“Dedication and audacity:” Neoen sails past 3GW of solar, wind and batteries in Australia
Global renewables giant Neoen has passed the 3GW mark for wind, solar and battery storage installed in Australia, building up a portfolio of assets that accounts for nearly half of the nation’s installed battery capacity.
Neoen, which made headlines locally and globally for building the world’s first big battery in under 100 days in South Australia, revealed on Thursday it has reached 3.3GW of capacity in operation in Australia – more than any other single developer, it claims.
“Adding more than 3GW of capacity over the past decade is a major achievement for Neoen and for Australia’s renewable energy transition, which we are proud to be a part of,” said Neoen Australia CEO Louis de Sambucy.
“It is thanks to the dedication and audacity of the Neoen team that we have often been able to lead the way,” he said.

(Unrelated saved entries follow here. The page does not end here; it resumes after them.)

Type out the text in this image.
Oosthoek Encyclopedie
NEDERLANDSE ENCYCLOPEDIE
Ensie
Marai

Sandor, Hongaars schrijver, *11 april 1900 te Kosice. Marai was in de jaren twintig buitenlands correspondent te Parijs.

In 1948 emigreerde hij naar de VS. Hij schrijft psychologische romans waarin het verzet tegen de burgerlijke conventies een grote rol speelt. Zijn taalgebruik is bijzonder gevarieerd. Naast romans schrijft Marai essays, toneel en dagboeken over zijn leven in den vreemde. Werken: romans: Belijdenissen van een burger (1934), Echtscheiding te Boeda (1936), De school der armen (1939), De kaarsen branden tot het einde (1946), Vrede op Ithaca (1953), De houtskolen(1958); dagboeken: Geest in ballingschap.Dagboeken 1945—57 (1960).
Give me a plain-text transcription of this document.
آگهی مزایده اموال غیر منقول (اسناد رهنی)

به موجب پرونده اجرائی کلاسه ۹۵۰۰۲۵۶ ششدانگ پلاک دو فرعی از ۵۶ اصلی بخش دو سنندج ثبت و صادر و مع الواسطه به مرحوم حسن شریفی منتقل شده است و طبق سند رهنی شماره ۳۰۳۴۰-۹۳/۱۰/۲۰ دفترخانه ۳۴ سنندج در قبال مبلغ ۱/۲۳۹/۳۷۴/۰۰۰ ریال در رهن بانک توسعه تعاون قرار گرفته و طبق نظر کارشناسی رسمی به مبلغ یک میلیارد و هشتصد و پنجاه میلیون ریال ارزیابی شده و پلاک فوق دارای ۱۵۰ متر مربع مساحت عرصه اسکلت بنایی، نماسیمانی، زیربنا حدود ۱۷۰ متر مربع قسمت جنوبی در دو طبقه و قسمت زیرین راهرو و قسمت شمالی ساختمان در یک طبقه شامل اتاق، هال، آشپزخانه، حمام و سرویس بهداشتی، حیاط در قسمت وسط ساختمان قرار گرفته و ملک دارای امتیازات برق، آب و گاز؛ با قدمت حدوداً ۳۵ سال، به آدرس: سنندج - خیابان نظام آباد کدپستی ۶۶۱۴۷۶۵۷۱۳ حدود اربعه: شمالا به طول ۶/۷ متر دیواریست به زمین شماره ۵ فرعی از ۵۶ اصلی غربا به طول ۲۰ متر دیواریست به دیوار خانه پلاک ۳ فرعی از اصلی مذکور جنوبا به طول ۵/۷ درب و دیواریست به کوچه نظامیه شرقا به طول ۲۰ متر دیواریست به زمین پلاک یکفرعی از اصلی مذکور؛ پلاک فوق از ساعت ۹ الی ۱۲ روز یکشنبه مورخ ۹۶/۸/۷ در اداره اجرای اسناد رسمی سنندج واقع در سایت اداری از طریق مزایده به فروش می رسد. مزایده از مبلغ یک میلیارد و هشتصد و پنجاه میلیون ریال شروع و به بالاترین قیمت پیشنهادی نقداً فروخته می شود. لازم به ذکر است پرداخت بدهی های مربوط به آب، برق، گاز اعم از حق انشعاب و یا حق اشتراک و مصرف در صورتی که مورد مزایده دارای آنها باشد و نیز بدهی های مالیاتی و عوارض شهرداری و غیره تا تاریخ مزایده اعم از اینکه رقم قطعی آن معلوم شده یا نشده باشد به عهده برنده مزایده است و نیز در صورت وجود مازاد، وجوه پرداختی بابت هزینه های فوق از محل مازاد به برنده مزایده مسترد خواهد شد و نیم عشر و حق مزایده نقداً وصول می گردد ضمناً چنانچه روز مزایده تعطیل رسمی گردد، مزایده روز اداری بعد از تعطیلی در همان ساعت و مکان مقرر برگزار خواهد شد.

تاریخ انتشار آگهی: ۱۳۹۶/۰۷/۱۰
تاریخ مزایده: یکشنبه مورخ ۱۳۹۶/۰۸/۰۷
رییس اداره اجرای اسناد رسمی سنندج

Neoen says it has invested more than $A4 billion in a portfolio of 20 assets in operation or under construction, including 2GW of generation capacity split evenly between solar and wind and 1.3GW/2.8GWh of battery storage.
The France-based company says these assets combine to account for around 10 per cent each of Australia’s utility-scale solar and wind capacity, and 45% of Australia’s grid scale battery storage.
The pride of Neoen Australia’s battery portfolio remains the Hornsdale Power Reserve which, with its expanded 150MW/193.5MWh of Tesla batteries, has blazed a trail in demonstrating how battery storage can be used to stabilise the grid and help bringing down energy prices.
The Hornsdale big battery has since been eclipsed in size, however, by Neoen’s 300MW/450MWh Victorian Big Battery, which started operating in 2021 and for now remains Australia’s largest.
Xavier Barbaro, Neoen’s global chairman and CEO, on Thursday described Australia as Neoen’s “number one” country.
“It is a model and an inspiration for us internationally, and it is a source of much of our innovation,” he said.
Going forward, Neoen Australia says its Sydney-based team – which has grown to 100 staff across seven offices around the country – aims to have around 10GW in operation or under construction by 2030.
“Hand in hand with local communities, our business partners, and the federal and state governments, we are strongly committed to continuing to play a decisive role in Australia’s clean energy future,” de Sambucy said.
“[Our] ambition is to have highly competitive assets in each of the three technologies (solar, wind and storage) in every state, and to leverage this multi-technology portfolio to design the solutions of the future for the grid and for energy customers,” the company says.